Fino allo scoppio della crisi sanitaria mondiale, circa un centinaio di fedeli partecipavano in media alla messa settimanale in cinese; nei giorni festivi erano più di 500. Quest'anno, con l'isolamento sociale obbligatorio, non hanno potuto riunirsi e hanno dovuto seguire le messe sul web. “Lavoriamo tutti, la maggior parte di noi ha un’attività commerciale. Vorremmo andare in chiesa, ma c'è molta paura del contagio. Inoltre, sono una cantante e non posso indossare la mascherina”, dice ad AsiaNews Meihua Weng, arrivata in Argentina dal Fujian nel 1995.

I legami tra i cattolici cinesi sono stretti, così come il rapporto con i sacerdoti gesuiti di Regina Martyrum, che portano avanti il servizio iniziato negli anni ’70 del secolo scorso da padre Jorge Cullen, un sacerdote operaio che era andato in missione in Cina. Cullen ha iniziato accompagnando un piccolo gruppo di famiglie cinesi e celebrando messa per loro. La tradizione si è tramandata per generazioni in questa chiesa, dove per un certo periodo ha vissuto papa Bergoglio, che alcuni fedeli della comunità cinese hanno incontrato.

In questo servizio spirituale ai cattolici cinesi, Cullen è stato sostituito dai padri Diego Fares, Ricardo Fiat e, da due anni, da Leonardo Nardín. “Un gruppo liturgico – racconta Nardín – prepara le guide, distribuisce i messali e i libri dei canti nei banchi. Alcuni suonano la tastiera e cantano in modo molto bello”.

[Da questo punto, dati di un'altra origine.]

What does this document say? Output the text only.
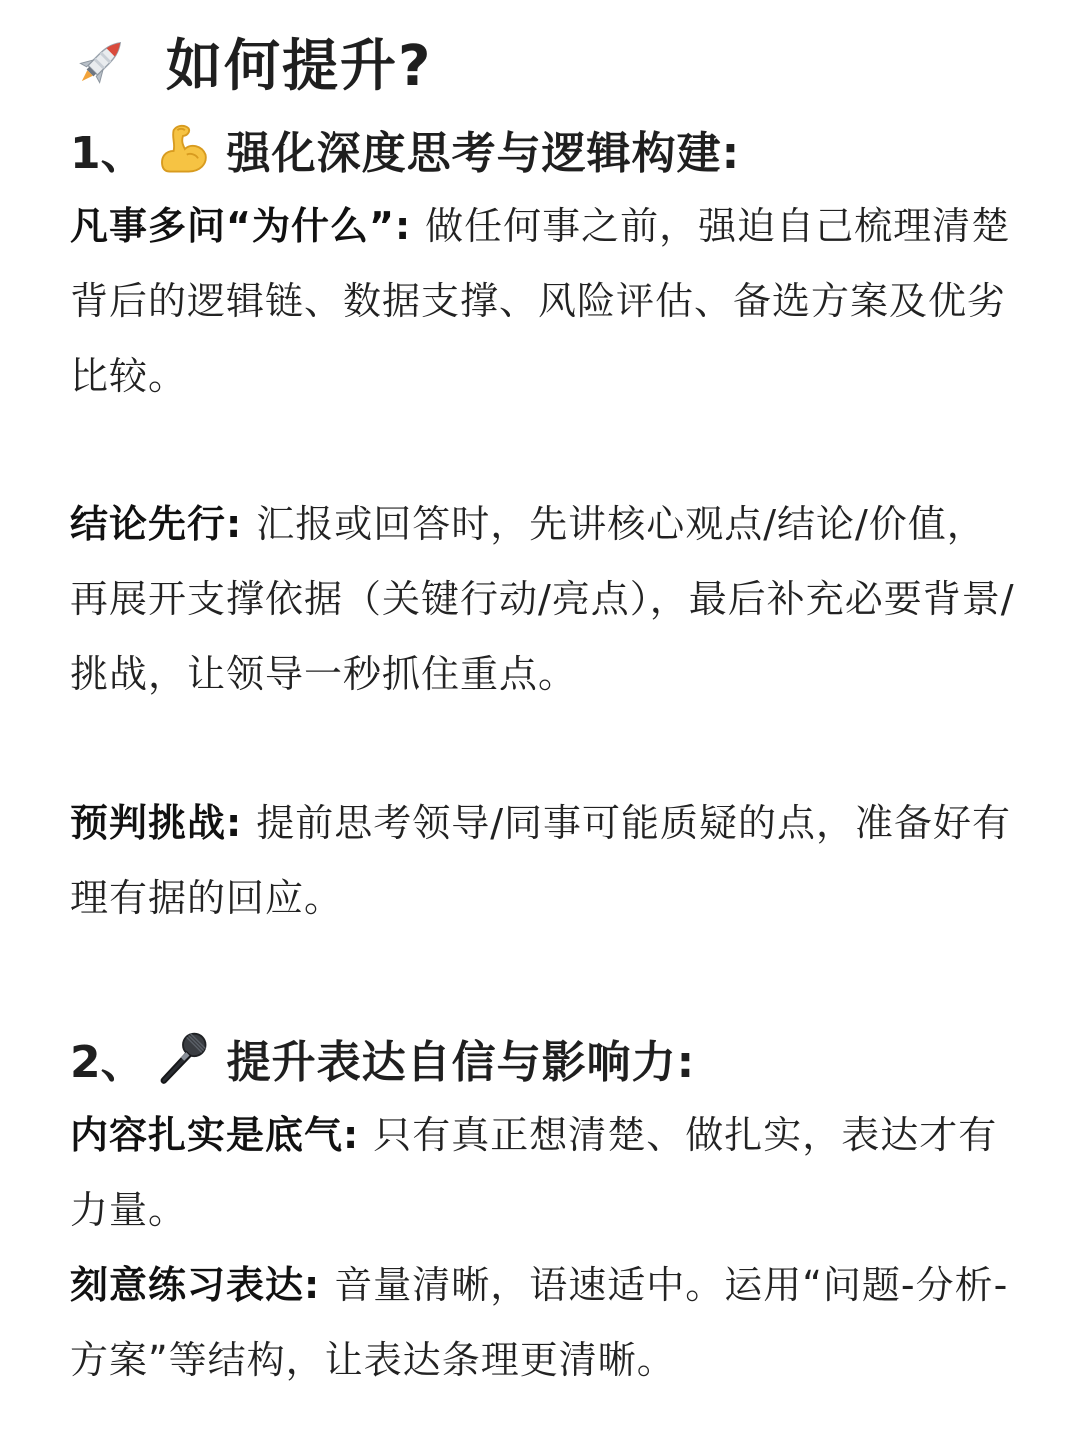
如何提升?
1、 强化深度思考与逻辑构建:
凡事多问“为什么”: 做任何事之前，强迫自己梳理清楚背后的逻辑链、数据支撑、风险评估、备选方案及优劣比较。
结论先行: 汇报或回答时，先讲核心观点/结论/价值，再展开支撑依据（关键行动/亮点），最后补充必要背景/挑战，让领导一秒抓住重点。
预判挑战: 提前思考领导/同事可能质疑的点，准备好有理有据的回应。
2、 提升表达自信与影响力:
内容扎实是底气: 只有真正想清楚、做扎实，表达才有力量。
刻意练习表达: 音量清晰，语速适中。运用“问题-分析-方案”等结构，让表达条理更清晰。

A differenza di Fiat, che come Cullen ha imparato il cinese, Nardín pronuncia solo la fonetica corretta: quindi la parte rituale della messa è tenuta in cinese e l'omelia in spagnolo. Susana Wang, una laica consacrata e anima della comunità cattolica cinese in Argentina, traduce le prediche. Proprietaria di un supermercato, ella combina il suo lavoro con l'organizzazione delle celebrazioni, che includono matrimoni e battesimi richiesti dai suoi amici e conoscenti.

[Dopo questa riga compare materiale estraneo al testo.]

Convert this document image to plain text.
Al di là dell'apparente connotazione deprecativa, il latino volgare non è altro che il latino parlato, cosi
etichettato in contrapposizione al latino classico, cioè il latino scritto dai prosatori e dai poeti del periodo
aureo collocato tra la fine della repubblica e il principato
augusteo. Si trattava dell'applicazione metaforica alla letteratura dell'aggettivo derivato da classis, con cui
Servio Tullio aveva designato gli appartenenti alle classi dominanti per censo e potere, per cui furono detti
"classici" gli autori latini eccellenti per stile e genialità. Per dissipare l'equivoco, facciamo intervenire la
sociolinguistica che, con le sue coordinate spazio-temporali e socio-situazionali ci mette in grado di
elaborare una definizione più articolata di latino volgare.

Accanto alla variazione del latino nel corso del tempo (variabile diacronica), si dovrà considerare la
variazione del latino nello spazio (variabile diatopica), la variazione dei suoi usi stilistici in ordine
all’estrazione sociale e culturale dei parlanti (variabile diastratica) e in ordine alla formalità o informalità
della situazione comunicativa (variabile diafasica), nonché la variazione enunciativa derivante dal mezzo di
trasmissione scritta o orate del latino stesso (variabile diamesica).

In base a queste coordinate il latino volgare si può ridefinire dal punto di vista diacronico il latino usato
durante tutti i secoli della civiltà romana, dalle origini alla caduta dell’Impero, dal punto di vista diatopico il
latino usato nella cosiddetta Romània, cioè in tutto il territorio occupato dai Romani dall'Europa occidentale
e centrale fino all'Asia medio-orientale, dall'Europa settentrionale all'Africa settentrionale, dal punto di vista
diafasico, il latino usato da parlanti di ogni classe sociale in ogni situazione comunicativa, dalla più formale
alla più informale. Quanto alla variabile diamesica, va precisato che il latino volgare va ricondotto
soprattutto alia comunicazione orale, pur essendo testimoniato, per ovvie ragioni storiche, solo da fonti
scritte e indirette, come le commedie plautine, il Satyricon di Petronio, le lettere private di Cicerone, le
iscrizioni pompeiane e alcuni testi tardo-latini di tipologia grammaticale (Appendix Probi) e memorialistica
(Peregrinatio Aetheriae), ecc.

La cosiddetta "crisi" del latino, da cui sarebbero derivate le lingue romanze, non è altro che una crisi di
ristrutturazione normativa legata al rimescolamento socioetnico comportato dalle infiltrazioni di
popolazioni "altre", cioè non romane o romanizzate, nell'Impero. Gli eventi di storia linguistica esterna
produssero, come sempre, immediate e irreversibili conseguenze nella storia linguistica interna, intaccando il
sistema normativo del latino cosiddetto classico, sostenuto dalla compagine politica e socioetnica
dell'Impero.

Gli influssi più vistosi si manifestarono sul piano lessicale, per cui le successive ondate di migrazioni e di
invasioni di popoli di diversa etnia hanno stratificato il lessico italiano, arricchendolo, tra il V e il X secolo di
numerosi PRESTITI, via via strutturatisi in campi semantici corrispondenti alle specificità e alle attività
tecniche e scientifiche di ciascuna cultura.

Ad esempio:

Sono molto devoti, spiega Nardín; molti si confessano di frequente e si preparano in anticipo: “Alcuni vengono con dei foglietti e si confessano in ginocchio, anche se non ci sono inginocchiatoi. Per loro la confessione è molto importante”. Egli dice di far appello al pentimento e all'effusione dello Spirito Santo nel momento di impartire il sacramento della riconciliazione.

Molti fedeli cinesi adulti conoscono poco lo spagnolo, e Nardín capisce solo qualche parola di cinese. “Ho la convinzione che Dio parli al cuore della persona per ciò che non si può dire con le parole. In quei momenti succede qualcosa di molto bello", sottolinea il sacerdote.

Nardín evidenzia che in termini personali questo servizio è un'esperienza di consolazione e tenerezza. Egli fa notare che i membri della comunità cinese – uomini e donne – lavorano molto; le celebrazioni per loro vengono fatte in orari atipici per l'Argentina, come le 16 o le 23.30.

Il sacerdote spiega inoltre che alcune giovani coppie si distaccano dolorosamente dai loro figli, mandati a studiare in Cina a partire dai 3 o 4 anni, e che nei loro negozi ricevono molto spesso visite da parte delle autorità politiche, tanto che alcuni parlano di molestie. Per questi motivi, essi desiderano potersi incontrare di nuovo e pregare insieme nella loro lingua. Come ha detto una fedele: Se chiudo gli occhi, penso di essere tornata in Cina”.